3: Broadcasting with wsCast

wsCast is how a handler pushes to clients. It posts a message to the broker, which fans it out to the targeted sockets, and each browser applies it through the same phlo.js apply pipeline your async routes already use.

3.1: Targets

wsCast(wsTarget: 'all', inner: ['#online' => (string)$count])
wsCast(wsTarget: $wsSocket, toast: 'Just for you')

Everything after the target is an ordinary apply instruction: inner, outer, prepend, append, toast, scroll, and so on. The client treats a cast exactly like the response to a form, so the same view-update code works for both transports.

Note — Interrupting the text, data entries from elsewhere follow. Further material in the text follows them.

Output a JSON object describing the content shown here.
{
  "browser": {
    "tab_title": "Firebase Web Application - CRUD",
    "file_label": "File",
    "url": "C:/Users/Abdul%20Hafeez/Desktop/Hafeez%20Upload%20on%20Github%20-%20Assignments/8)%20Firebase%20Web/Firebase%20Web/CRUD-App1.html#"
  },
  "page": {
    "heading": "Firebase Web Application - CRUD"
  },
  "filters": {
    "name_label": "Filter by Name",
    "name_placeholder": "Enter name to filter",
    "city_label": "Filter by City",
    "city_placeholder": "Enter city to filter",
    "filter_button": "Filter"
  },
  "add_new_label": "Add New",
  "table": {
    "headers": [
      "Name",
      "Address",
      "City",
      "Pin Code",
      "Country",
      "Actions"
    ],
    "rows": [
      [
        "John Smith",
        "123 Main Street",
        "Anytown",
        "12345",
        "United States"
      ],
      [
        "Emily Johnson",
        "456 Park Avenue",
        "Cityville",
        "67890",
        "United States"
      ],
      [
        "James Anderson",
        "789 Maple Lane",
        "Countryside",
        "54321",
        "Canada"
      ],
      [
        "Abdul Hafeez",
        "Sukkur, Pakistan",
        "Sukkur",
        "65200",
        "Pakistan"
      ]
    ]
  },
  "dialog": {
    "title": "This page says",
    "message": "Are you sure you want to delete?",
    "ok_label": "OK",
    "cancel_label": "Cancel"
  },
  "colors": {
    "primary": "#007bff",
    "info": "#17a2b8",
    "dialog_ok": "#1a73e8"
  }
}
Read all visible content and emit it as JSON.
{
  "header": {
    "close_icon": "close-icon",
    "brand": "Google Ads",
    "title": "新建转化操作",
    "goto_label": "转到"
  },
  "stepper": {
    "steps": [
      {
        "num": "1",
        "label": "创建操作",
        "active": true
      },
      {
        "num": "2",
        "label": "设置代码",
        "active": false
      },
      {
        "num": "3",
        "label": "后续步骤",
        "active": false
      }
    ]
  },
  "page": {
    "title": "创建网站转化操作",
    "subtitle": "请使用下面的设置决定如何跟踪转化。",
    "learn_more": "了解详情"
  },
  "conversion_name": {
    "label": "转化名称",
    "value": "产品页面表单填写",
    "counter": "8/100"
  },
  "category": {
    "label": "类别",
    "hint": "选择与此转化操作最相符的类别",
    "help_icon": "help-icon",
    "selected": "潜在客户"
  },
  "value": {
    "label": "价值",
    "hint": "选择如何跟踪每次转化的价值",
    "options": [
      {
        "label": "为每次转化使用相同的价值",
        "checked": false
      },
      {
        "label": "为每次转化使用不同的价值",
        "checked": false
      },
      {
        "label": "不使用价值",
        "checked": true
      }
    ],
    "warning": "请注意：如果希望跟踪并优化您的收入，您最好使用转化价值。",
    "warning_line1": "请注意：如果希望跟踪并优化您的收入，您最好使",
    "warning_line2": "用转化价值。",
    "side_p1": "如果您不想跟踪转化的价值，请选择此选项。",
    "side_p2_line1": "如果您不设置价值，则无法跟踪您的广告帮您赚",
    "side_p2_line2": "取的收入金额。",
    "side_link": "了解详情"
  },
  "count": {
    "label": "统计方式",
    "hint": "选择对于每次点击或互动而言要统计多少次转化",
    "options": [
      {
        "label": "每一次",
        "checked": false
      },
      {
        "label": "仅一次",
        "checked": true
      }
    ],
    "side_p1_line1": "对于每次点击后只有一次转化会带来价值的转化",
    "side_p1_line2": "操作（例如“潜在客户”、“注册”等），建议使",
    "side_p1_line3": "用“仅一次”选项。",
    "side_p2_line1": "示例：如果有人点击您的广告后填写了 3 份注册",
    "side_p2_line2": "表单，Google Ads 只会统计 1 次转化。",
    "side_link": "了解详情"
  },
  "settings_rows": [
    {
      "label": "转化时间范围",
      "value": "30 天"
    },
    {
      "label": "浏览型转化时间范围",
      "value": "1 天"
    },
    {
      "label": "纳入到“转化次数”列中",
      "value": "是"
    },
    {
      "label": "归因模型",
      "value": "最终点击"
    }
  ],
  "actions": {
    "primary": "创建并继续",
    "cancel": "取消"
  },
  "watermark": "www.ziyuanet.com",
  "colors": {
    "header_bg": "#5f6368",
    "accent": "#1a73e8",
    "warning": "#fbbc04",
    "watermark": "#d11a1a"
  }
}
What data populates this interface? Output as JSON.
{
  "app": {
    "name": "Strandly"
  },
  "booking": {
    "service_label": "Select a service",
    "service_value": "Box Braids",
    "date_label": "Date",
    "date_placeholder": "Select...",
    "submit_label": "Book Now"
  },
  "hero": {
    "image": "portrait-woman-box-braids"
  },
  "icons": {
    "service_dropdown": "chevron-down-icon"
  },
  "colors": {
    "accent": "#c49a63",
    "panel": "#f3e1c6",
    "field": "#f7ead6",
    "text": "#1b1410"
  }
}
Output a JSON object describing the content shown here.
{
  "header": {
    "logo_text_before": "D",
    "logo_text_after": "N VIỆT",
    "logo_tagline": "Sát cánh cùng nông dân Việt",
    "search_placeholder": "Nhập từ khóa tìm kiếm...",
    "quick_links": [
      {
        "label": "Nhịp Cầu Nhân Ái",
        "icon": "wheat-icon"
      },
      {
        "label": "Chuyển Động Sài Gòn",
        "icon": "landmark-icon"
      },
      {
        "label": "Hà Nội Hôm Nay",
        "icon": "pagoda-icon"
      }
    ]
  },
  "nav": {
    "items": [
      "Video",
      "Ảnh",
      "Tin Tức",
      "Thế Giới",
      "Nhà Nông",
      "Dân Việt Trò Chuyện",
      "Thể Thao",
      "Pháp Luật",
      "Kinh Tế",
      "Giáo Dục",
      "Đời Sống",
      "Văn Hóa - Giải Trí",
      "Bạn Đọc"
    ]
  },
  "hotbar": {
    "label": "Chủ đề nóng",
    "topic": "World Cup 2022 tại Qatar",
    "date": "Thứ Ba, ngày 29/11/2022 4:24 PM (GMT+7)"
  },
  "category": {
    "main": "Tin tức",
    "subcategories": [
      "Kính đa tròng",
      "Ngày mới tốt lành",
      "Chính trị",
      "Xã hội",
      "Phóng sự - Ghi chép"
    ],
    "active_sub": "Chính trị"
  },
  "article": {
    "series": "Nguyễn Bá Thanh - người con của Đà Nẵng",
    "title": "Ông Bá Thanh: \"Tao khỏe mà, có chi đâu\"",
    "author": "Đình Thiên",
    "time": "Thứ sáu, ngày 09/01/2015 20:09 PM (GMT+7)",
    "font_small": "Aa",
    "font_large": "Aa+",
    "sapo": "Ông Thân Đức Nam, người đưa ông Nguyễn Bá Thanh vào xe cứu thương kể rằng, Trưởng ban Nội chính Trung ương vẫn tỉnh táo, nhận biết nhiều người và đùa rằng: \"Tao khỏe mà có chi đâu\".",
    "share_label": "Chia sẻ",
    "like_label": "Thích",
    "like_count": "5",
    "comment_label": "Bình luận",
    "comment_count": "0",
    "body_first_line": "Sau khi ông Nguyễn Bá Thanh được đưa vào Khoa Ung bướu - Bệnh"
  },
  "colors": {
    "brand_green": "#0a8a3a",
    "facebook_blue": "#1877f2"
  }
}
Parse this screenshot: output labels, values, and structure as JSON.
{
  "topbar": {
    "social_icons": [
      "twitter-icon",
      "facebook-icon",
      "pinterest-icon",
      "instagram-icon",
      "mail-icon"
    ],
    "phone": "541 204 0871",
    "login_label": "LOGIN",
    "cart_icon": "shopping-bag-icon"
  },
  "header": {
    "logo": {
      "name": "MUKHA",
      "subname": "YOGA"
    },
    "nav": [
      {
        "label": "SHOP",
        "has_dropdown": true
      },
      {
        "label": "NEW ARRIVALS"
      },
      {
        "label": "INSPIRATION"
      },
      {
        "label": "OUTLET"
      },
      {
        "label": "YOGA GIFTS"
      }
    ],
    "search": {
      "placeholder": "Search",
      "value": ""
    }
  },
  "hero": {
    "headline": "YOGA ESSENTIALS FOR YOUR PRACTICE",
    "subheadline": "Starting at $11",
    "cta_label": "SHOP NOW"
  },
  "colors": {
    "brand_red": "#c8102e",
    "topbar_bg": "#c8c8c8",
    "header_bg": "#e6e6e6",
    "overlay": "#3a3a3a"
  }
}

3.2: wsCast can fail; guard it

wsCast makes an HTTP call to the broker. If the broker is not running, it throws. Wrap it so the rest of your handler (and your plain async path) keeps working:

function cast(...$args){
    try {
        wsCast(...$args)
    }
    catch (\Throwable $e){
    }
}

This guard is what makes a phloWS app degrade cleanly to a non-realtime app when the broker is down.

3.3: The browser client

Loading the DOM/websocket resource ships a small client. It opens a socket only when the page body has the class wss, reconnects automatically, and applies incoming casts. To turn realtime on for a page, put the app in that mode (the demo sets prop options = 'wss'); leave it off and the same page is a normal Phlo page.